From touring the Alberta oilsands to working on the Greenpeace Oceans and Boreal Forest campaigns and issues for the G8 and G20 summits, Paterson found himself “again, in a ‘crash course, at a time when environmental issues were at the top of the fold.”
As he learned more about strategies to mobilize an activist public, he came to realize he “didn’t know a lot of the ‘nitty gritty’ about the issues” he was campaigning on.
“I became increasingly interested in not just what the environmental community wanted, but about the systems they were looking to change. I wanted to know things like, how does Canada price its carbon and how our system of government works. I realized I wasn’t ‘smart enough,’ so back to school I went.”
Pursuing his graduate degree in public policy and administration took him to Ottawa, where he volunteered for Justin Trudeau’s digital campaign team in 2015, and where for the past seven years he’s worked for Canada 2020, a leading, progressive think tank.

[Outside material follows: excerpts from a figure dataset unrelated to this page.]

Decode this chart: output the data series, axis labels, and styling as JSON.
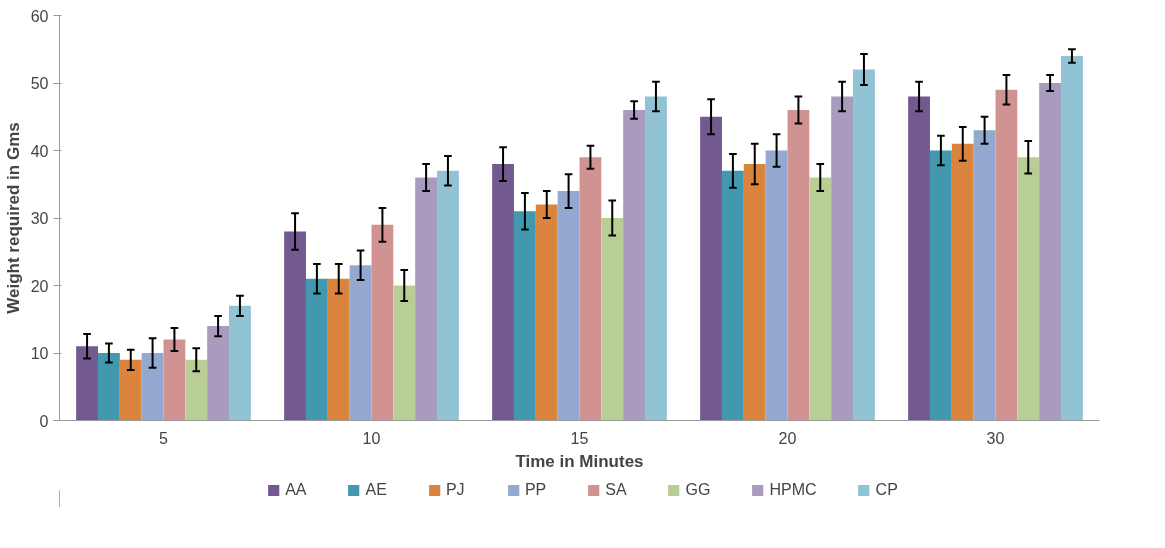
{
  "chart_data": {
    "type": "bar",
    "xlabel": "Time in Minutes",
    "ylabel": "Weight required in Gms",
    "categories": [
      "5",
      "10",
      "15",
      "20",
      "30"
    ],
    "ylim": [
      0,
      60
    ],
    "yticks": [
      0,
      10,
      20,
      30,
      40,
      50,
      60
    ],
    "grid": false,
    "legend": "bottom",
    "series": [
      {
        "name": "AA",
        "color": "#725990",
        "values": [
          11,
          28,
          38,
          45,
          48
        ],
        "errors": [
          1.8,
          2.7,
          2.5,
          2.6,
          2.2
        ]
      },
      {
        "name": "AE",
        "color": "#4198af",
        "values": [
          10,
          21,
          31,
          37,
          40
        ],
        "errors": [
          1.4,
          2.2,
          2.7,
          2.5,
          2.2
        ]
      },
      {
        "name": "PJ",
        "color": "#db843d",
        "values": [
          9,
          21,
          32,
          38,
          41
        ],
        "errors": [
          1.5,
          2.2,
          2,
          3,
          2.5
        ]
      },
      {
        "name": "PP",
        "color": "#93a9cf",
        "values": [
          10,
          23,
          34,
          40,
          43
        ],
        "errors": [
          2.2,
          2.2,
          2.5,
          2.4,
          2
        ]
      },
      {
        "name": "SA",
        "color": "#d19392",
        "values": [
          12,
          29,
          39,
          46,
          49
        ],
        "errors": [
          1.7,
          2.5,
          1.7,
          2,
          2.2
        ]
      },
      {
        "name": "GG",
        "color": "#b9cd96",
        "values": [
          9,
          20,
          30,
          36,
          39
        ],
        "errors": [
          1.7,
          2.3,
          2.6,
          2,
          2.4
        ]
      },
      {
        "name": "HPMC",
        "color": "#a99bbd",
        "values": [
          14,
          36,
          46,
          48,
          50
        ],
        "errors": [
          1.5,
          2,
          1.3,
          2.2,
          1.2
        ]
      },
      {
        "name": "CP",
        "color": "#91c3d5",
        "values": [
          17,
          37,
          48,
          52,
          54
        ],
        "errors": [
          1.5,
          2.2,
          2.2,
          2.3,
          1
        ]
      }
    ]
  }
}
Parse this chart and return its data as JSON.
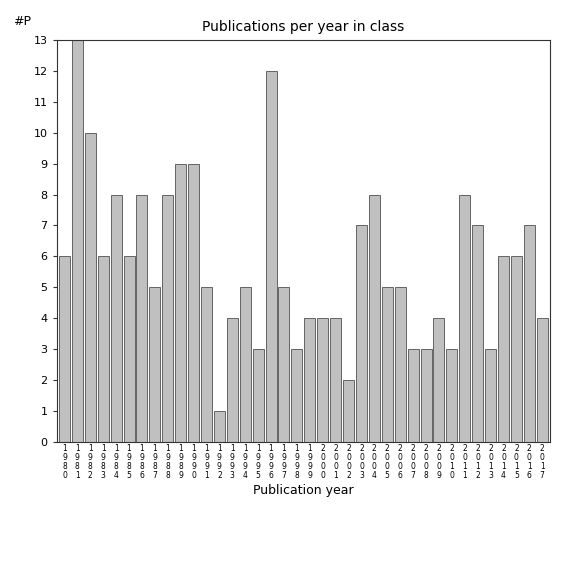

“It’s a really interesting perch from which to see political Ottawa,” Paterson said. “We’re not in government; we’re not public-sector. There’s no mandate for our organization other than we think it’s important Canada has an engaging, public debate about policy.”
Last fall, Paterson served as event director when Canada 2020 brought President Barack Obama to Toronto.
“That was the highlight of my professional career, full stop. We had 3,000 people out to see him at the Toronto Convention Centre. It was not only getting to meet him, but working with his team, putting on a complex event, thinking through the logistics of it, and having it go off successfully.”
For that visit, Canada 2020 partnered with Pathways Education, an organization aimed at helping youth in low-income communities finish high school and successfully transition into postsecondary education.
“We set up a surprise opportunity for the Pathways students to meet and hear from President Obama and get some pictures,” Paterson said. “Watching him walk into the room where the kids had no idea – it was a goose bump moment.”
His next big project is rebranding Canada 2020, “because, let’s face it, in a year and half, we’re kind of screwed,” he laughed. When the think tank was founded in 2006, the premise of its name was based on asking, ‘What kind of Canada do we want to have by the year 2020?’ ‘Where do we want to be on the environment, health or trade?’
He finds the rebranding “a fun challenge and a good opportunity to review what we do, what we want to do more of, and how can that be reflected in how we talk about ourselves publicly. You get into a whole conversation about your online prescience, your online brand, and online assets.
“It’s a nice use of the skills I have picked up over the years – from the digital work I did at Western, the public conversation and media work I did at CBC, and, having to recognize our organization is an NGO, an understanding I gained from my time at Greenpeace. It’s knowing, too, that we work politically, and thinking about it in the context of how we position ourselves in the array of political brands in Canada.”